As a new AVI volunteer undertaking early language and culture training at Wisma Bahasa in Jokjakarta, Indonesia, I am taking the opportunity to meet up with Mbak Defirentia One , Public Relations Officer with Rifka Annisa, a local highly-regarded Women’s Crisis Center, well-known for its support work for women survivors of domestic violence.
Apart from learning about the scope of domestic violence work in Indonesia, I am keen on asking her if she has any advice for me as a first-time AVI volunteer starting work in the field.
I will be working as an English Language and Organisational Development Adviser at Komnas Perempuan (Indonesia’s National Commission on Violence Against Women) in Jakarta. At this early stage I am lucky to be accompanied by Rina Nur Anisah, Research and Development Manager at Wisma Bahasa and one of the dedicated band of teachers at the Jokja language school.
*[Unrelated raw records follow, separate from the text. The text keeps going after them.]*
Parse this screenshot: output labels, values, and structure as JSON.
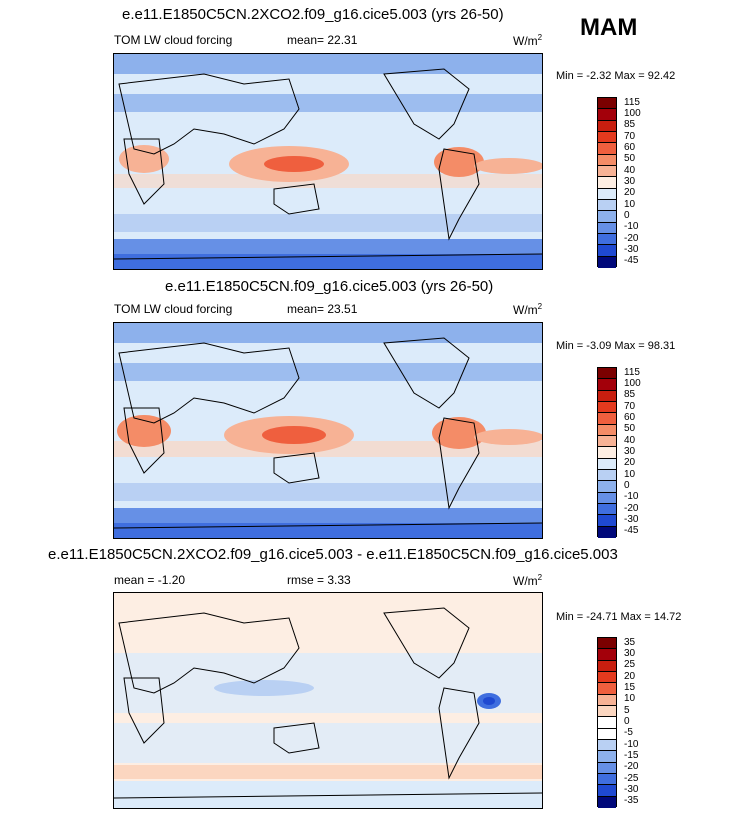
{
  "season": "MAM",
  "colors": {
    "positive": [
      "#fdeee3",
      "#fbd6c0",
      "#f7b295",
      "#f48c67",
      "#ef5f3e",
      "#e33a1e",
      "#c81e0f",
      "#a3000a",
      "#7b0000"
    ],
    "negative": [
      "#dcebfa",
      "#b9d0f3",
      "#8db1ec",
      "#6690e6",
      "#3f6edf",
      "#1f49d1",
      "#0f27a6",
      "#00087a"
    ],
    "land_line": "#000000"
  },
  "panels": [
    {
      "title": "e.e11.E1850C5CN.2XCO2.f09_g16.cice5.003 (yrs 26-50)",
      "variable": "TOM LW cloud forcing",
      "mean_label": "mean=",
      "mean": "22.31",
      "rmse_label": "",
      "rmse": "",
      "units": "W/m",
      "units_exp": "2",
      "min_label": "Min =",
      "min": "-2.32",
      "max_label": "Max =",
      "max": "92.42",
      "levels": [
        "115",
        "100",
        "85",
        "70",
        "60",
        "50",
        "40",
        "30",
        "20",
        "10",
        "0",
        "-10",
        "-20",
        "-30",
        "-45"
      ]
    },
    {
      "title": "e.e11.E1850C5CN.f09_g16.cice5.003 (yrs 26-50)",
      "variable": "TOM LW cloud forcing",
      "mean_label": "mean=",
      "mean": "23.51",
      "rmse_label": "",
      "rmse": "",
      "units": "W/m",
      "units_exp": "2",
      "min_label": "Min =",
      "min": "-3.09",
      "max_label": "Max =",
      "max": "98.31",
      "levels": [
        "115",
        "100",
        "85",
        "70",
        "60",
        "50",
        "40",
        "30",
        "20",
        "10",
        "0",
        "-10",
        "-20",
        "-30",
        "-45"
      ]
    },
    {
      "title": "e.e11.E1850C5CN.2XCO2.f09_g16.cice5.003 - e.e11.E1850C5CN.f09_g16.cice5.003",
      "variable": "",
      "mean_label": "mean =",
      "mean": "-1.20",
      "rmse_label": "rmse =",
      "rmse": "3.33",
      "units": "W/m",
      "units_exp": "2",
      "min_label": "Min =",
      "min": "-24.71",
      "max_label": "Max =",
      "max": "14.72",
      "levels": [
        "35",
        "30",
        "25",
        "20",
        "15",
        "10",
        "5",
        "0",
        "-5",
        "-10",
        "-15",
        "-20",
        "-25",
        "-30",
        "-35"
      ]
    }
  ],
  "chart_data": [
    {
      "type": "heatmap",
      "title": "e.e11.E1850C5CN.2XCO2.f09_g16.cice5.003 (yrs 26-50)",
      "variable": "TOM LW cloud forcing",
      "units": "W/m2",
      "mean": 22.31,
      "min": -2.32,
      "max": 92.42,
      "contour_levels": [
        -45,
        -30,
        -20,
        -10,
        0,
        10,
        20,
        30,
        40,
        50,
        60,
        70,
        85,
        100,
        115
      ]
    },
    {
      "type": "heatmap",
      "title": "e.e11.E1850C5CN.f09_g16.cice5.003 (yrs 26-50)",
      "variable": "TOM LW cloud forcing",
      "units": "W/m2",
      "mean": 23.51,
      "min": -3.09,
      "max": 98.31,
      "contour_levels": [
        -45,
        -30,
        -20,
        -10,
        0,
        10,
        20,
        30,
        40,
        50,
        60,
        70,
        85,
        100,
        115
      ]
    },
    {
      "type": "heatmap",
      "title": "e.e11.E1850C5CN.2XCO2.f09_g16.cice5.003 - e.e11.E1850C5CN.f09_g16.cice5.003",
      "units": "W/m2",
      "mean": -1.2,
      "rmse": 3.33,
      "min": -24.71,
      "max": 14.72,
      "contour_levels": [
        -35,
        -30,
        -25,
        -20,
        -15,
        -10,
        -5,
        0,
        5,
        10,
        15,
        20,
        25,
        30,
        35
      ]
    }
  ]
}
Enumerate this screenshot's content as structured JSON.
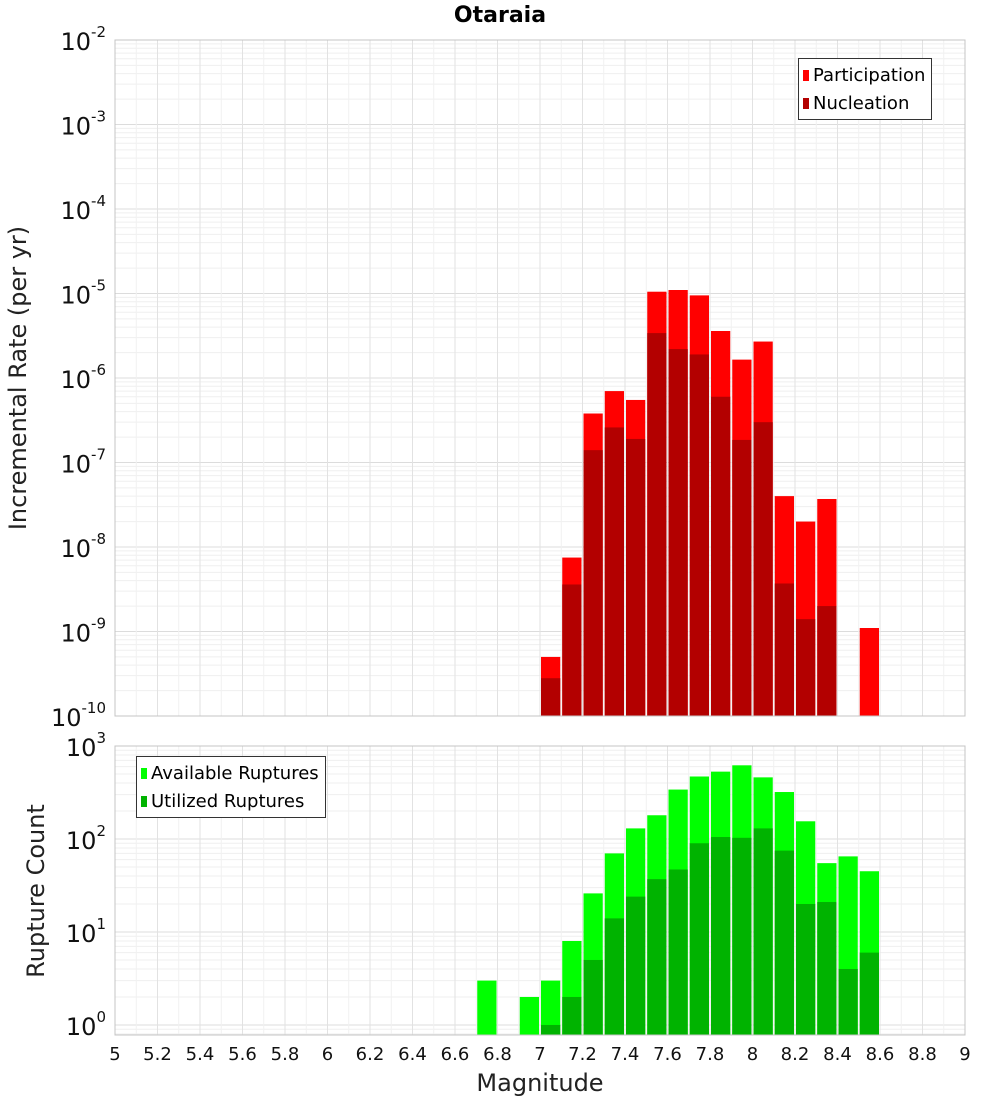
{
  "chart_data": [
    {
      "type": "bar",
      "scale": "log",
      "title": "Otaraia",
      "ylabel": "Incremental Rate (per yr)",
      "xlabel": "",
      "xlim": [
        5,
        9
      ],
      "ylim": [
        1e-10,
        0.01
      ],
      "y_ticks": [
        {
          "base": "10",
          "exp": "-10",
          "v": 1e-10
        },
        {
          "base": "10",
          "exp": "-9",
          "v": 1e-09
        },
        {
          "base": "10",
          "exp": "-8",
          "v": 1e-08
        },
        {
          "base": "10",
          "exp": "-7",
          "v": 1e-07
        },
        {
          "base": "10",
          "exp": "-6",
          "v": 1e-06
        },
        {
          "base": "10",
          "exp": "-5",
          "v": 1e-05
        },
        {
          "base": "10",
          "exp": "-4",
          "v": 0.0001
        },
        {
          "base": "10",
          "exp": "-3",
          "v": 0.001
        },
        {
          "base": "10",
          "exp": "-2",
          "v": 0.01
        }
      ],
      "legend_position": "top-right",
      "bin_width": 0.1,
      "series": [
        {
          "name": "Participation",
          "color": "#ff0000",
          "x": [
            7.05,
            7.15,
            7.25,
            7.35,
            7.45,
            7.55,
            7.65,
            7.75,
            7.85,
            7.95,
            8.05,
            8.15,
            8.25,
            8.35,
            8.55
          ],
          "values": [
            5e-10,
            7.5e-09,
            3.8e-07,
            7e-07,
            5.5e-07,
            1.05e-05,
            1.1e-05,
            9.5e-06,
            3.6e-06,
            1.65e-06,
            2.7e-06,
            4e-08,
            2e-08,
            3.7e-08,
            1.1e-09
          ]
        },
        {
          "name": "Nucleation",
          "color": "#b30000",
          "x": [
            7.05,
            7.15,
            7.25,
            7.35,
            7.45,
            7.55,
            7.65,
            7.75,
            7.85,
            7.95,
            8.05,
            8.15,
            8.25,
            8.35
          ],
          "values": [
            2.8e-10,
            3.6e-09,
            1.4e-07,
            2.6e-07,
            1.9e-07,
            3.4e-06,
            2.2e-06,
            1.9e-06,
            6e-07,
            1.85e-07,
            3e-07,
            3.7e-09,
            1.4e-09,
            2e-09
          ]
        }
      ]
    },
    {
      "type": "bar",
      "scale": "log",
      "title": "",
      "ylabel": "Rupture Count",
      "xlabel": "Magnitude",
      "xlim": [
        5,
        9
      ],
      "ylim": [
        0.78,
        1000
      ],
      "x_ticks": [
        "5",
        "5.2",
        "5.4",
        "5.6",
        "5.8",
        "6",
        "6.2",
        "6.4",
        "6.6",
        "6.8",
        "7",
        "7.2",
        "7.4",
        "7.6",
        "7.8",
        "8",
        "8.2",
        "8.4",
        "8.6",
        "8.8",
        "9"
      ],
      "y_ticks": [
        {
          "base": "10",
          "exp": "0",
          "v": 1
        },
        {
          "base": "10",
          "exp": "1",
          "v": 10
        },
        {
          "base": "10",
          "exp": "2",
          "v": 100
        },
        {
          "base": "10",
          "exp": "3",
          "v": 1000
        }
      ],
      "legend_position": "top-left",
      "bin_width": 0.1,
      "series": [
        {
          "name": "Available Ruptures",
          "color": "#00ff00",
          "x": [
            6.75,
            6.95,
            7.05,
            7.15,
            7.25,
            7.35,
            7.45,
            7.55,
            7.65,
            7.75,
            7.85,
            7.95,
            8.05,
            8.15,
            8.25,
            8.35,
            8.45,
            8.55
          ],
          "values": [
            3,
            2,
            3,
            8,
            26,
            70,
            130,
            180,
            340,
            470,
            530,
            620,
            460,
            320,
            155,
            55,
            65,
            45
          ]
        },
        {
          "name": "Utilized Ruptures",
          "color": "#00b300",
          "x": [
            7.05,
            7.15,
            7.25,
            7.35,
            7.45,
            7.55,
            7.65,
            7.75,
            7.85,
            7.95,
            8.05,
            8.15,
            8.25,
            8.35,
            8.45,
            8.55
          ],
          "values": [
            1,
            2,
            5,
            14,
            24,
            37,
            47,
            90,
            105,
            103,
            130,
            75,
            20,
            21,
            4,
            6
          ]
        }
      ]
    }
  ]
}
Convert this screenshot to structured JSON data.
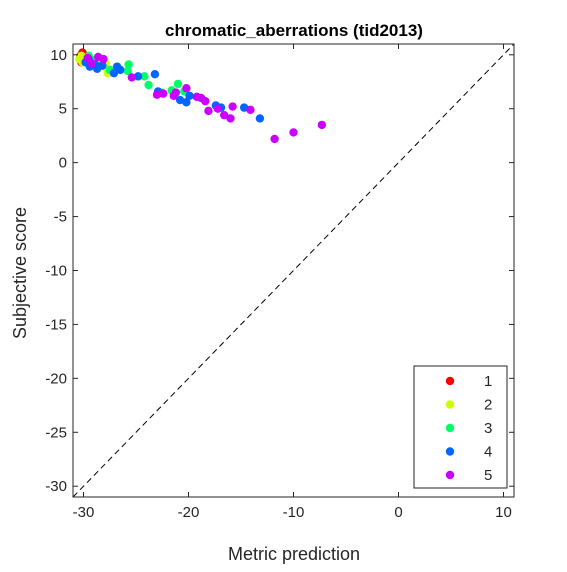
{
  "chart_data": {
    "type": "scatter",
    "title": "chromatic_aberrations (tid2013)",
    "xlabel": "Metric prediction",
    "ylabel": "Subjective score",
    "xlim": [
      -31,
      11
    ],
    "ylim": [
      -31,
      11
    ],
    "xticks": [
      -30,
      -20,
      -10,
      0,
      10
    ],
    "yticks": [
      10,
      5,
      0,
      -5,
      -10,
      -15,
      -20,
      -25,
      -30
    ],
    "reference_line": {
      "style": "dashed",
      "x": [
        -31,
        11
      ],
      "y": [
        -31,
        11
      ]
    },
    "box": true,
    "grid": false,
    "legend": {
      "position": "bottom-right"
    },
    "series": [
      {
        "name": "1",
        "color": "#ff0000",
        "points": [
          [
            -30.2,
            9.5
          ],
          [
            -30.1,
            9.8
          ],
          [
            -30.0,
            10.0
          ],
          [
            -29.9,
            9.7
          ],
          [
            -30.3,
            9.9
          ],
          [
            -30.0,
            9.4
          ],
          [
            -29.8,
            9.9
          ],
          [
            -30.1,
            10.2
          ],
          [
            -29.9,
            9.6
          ],
          [
            -30.2,
            9.3
          ],
          [
            -29.7,
            9.8
          ],
          [
            -30.0,
            9.6
          ]
        ]
      },
      {
        "name": "2",
        "color": "#ccff00",
        "points": [
          [
            -30.4,
            9.6
          ],
          [
            -30.2,
            9.9
          ],
          [
            -29.6,
            9.4
          ],
          [
            -28.5,
            9.5
          ],
          [
            -28.0,
            8.9
          ],
          [
            -27.7,
            8.3
          ],
          [
            -27.9,
            9.2
          ],
          [
            -30.1,
            9.3
          ]
        ]
      },
      {
        "name": "3",
        "color": "#00ff66",
        "points": [
          [
            -29.5,
            9.9
          ],
          [
            -29.0,
            9.5
          ],
          [
            -28.3,
            9.0
          ],
          [
            -27.5,
            8.6
          ],
          [
            -25.7,
            9.1
          ],
          [
            -25.8,
            8.5
          ],
          [
            -23.8,
            7.2
          ],
          [
            -21.0,
            7.3
          ],
          [
            -20.4,
            6.6
          ],
          [
            -21.6,
            6.7
          ],
          [
            -22.6,
            6.5
          ],
          [
            -24.2,
            8.0
          ]
        ]
      },
      {
        "name": "4",
        "color": "#0066ff",
        "points": [
          [
            -29.8,
            9.3
          ],
          [
            -29.4,
            8.9
          ],
          [
            -28.9,
            9.1
          ],
          [
            -28.2,
            9.0
          ],
          [
            -27.1,
            8.3
          ],
          [
            -26.8,
            8.9
          ],
          [
            -26.5,
            8.6
          ],
          [
            -24.8,
            8.0
          ],
          [
            -23.2,
            8.2
          ],
          [
            -22.9,
            6.6
          ],
          [
            -20.8,
            5.8
          ],
          [
            -20.2,
            5.6
          ],
          [
            -19.9,
            6.2
          ],
          [
            -17.4,
            5.3
          ],
          [
            -16.9,
            5.1
          ],
          [
            -14.7,
            5.1
          ],
          [
            -13.2,
            4.1
          ],
          [
            -29.5,
            9.6
          ],
          [
            -28.7,
            8.7
          ]
        ]
      },
      {
        "name": "5",
        "color": "#cc00ff",
        "points": [
          [
            -29.6,
            9.7
          ],
          [
            -29.2,
            9.2
          ],
          [
            -28.6,
            9.8
          ],
          [
            -28.1,
            9.6
          ],
          [
            -25.4,
            7.9
          ],
          [
            -23.0,
            6.3
          ],
          [
            -22.4,
            6.4
          ],
          [
            -21.4,
            6.2
          ],
          [
            -20.2,
            6.9
          ],
          [
            -19.2,
            6.1
          ],
          [
            -18.8,
            6.0
          ],
          [
            -18.4,
            5.7
          ],
          [
            -18.1,
            4.8
          ],
          [
            -17.2,
            5.0
          ],
          [
            -16.6,
            4.4
          ],
          [
            -16.0,
            4.1
          ],
          [
            -15.8,
            5.2
          ],
          [
            -14.1,
            4.9
          ],
          [
            -11.8,
            2.2
          ],
          [
            -10.0,
            2.8
          ],
          [
            -7.3,
            3.5
          ],
          [
            -21.2,
            6.5
          ]
        ]
      }
    ]
  }
}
Lucky, because both colleagues speak good English, unlike my Bahasa Indonesia!
Sitting in the calm and serene courtyard of the Rifka Annisa office and guest house, water tinkling in the background, One explains how she herself started there as a student volunteer, then a part-time and eventually full-time worker. Like many AVI volunteers, it was One’s passion for the work of Rifka Annisa and her interest in gender issues which led to her choice of work. “While my degree is in International Relations from UGM (Universitas Gadjah Mada), and even though at 23 I am still young, I was sure this was the right path for me”.
Photo © 2013 by Mary D.; Caption: that’s One and Rina, R and L of Mary in the photo
Indicating the colorful campaign posters behind her, One explains that Rifka Annisa, meaning “Women’s Friend” from the Arabic, was established in 1993 by local activists. It has developed over time into a strong NGO with a comprehensive mission. “We aim to organise women, girls and the community to eliminate violence against women, to create a gender-just society through empowerment, critical education and strong local networks” she adds passionately.
Picking up on the theme of the posters, I ask about Rifka Annisa’s strong emphasis on male participation in community education against family violence and abuse.
One responds, leaning forward to emphasise her point: “In our patriarchal society, there are cultural and religious practices which make it very hard to empower women to leave intolerable situations. In 2009-2012 we documented more than 700 cases of spouse (wife) abuse. Our records testify to over 300 annual cases of violence and abuse against women, including rape and sexual harassment. So we need to support men to be aware of this violence and to identify their problem.”
“Men’s participation in public anti-violence campaigns like Alliansi Laki-laki Baru (New Men’s Alliance) sends a powerful message to the community” she says, pointing to photos of a recent local demonstration where guys in aprons with slogans like Rumah Bukan Ring Tinju – A Home is not a Boxing Ring, push strollers through the crowd.
“We are interested in the new masculinity, but we try to use traditional community activities like theatre and Javanese drama to highlight the impact of some traditional male roles on the lives of their wives, girlfriends, sons and daughters”.
Both Rina and One, as proud Muslim women, are encouraged by this approach. “Javanese culture has so many positive messages for women that have not yet been explored” they say. Taking this message to local schools, campuses and local talkshows is also an important public education tool.
As we take a final tour of Rifka Annisa, including its guest house, I wonder how I can best contribute as an AVI volunteer to the important work of these organisations. I know there are several AVI volunteers here in Indonesia working in capacity building roles in women’s shelters or women’s human rights organisations as part of the Australian Government’s support for gender equality in the region. “What advice would you give to a newly-arrived volunteer wanting to work most effectively with their Indonesian counterparts to support women’s human rights?” I ask.
One smiles. That’s easy. “Be passionate” she says. “Find the unique aspect of the organisation you want to work with and contribute to that”. How to make that happen? “Well observe and listen at first, but don’t be shy to ask questions and remember to communicate your point of view”, she adds.
As we take the Wisma Bahasa minibus back to the language school, both Rina and I agree that I couldn’t have had a more articulate and to-the-point introduction to volunteering and women’s human rights work in Indonesia. It’s up to me now to go on it!
This is an inspiring story of Mary Denver who visited Rifka Annisa Jogjakarta last April. Mary, thank you for sending me this article. We look forward to see you again.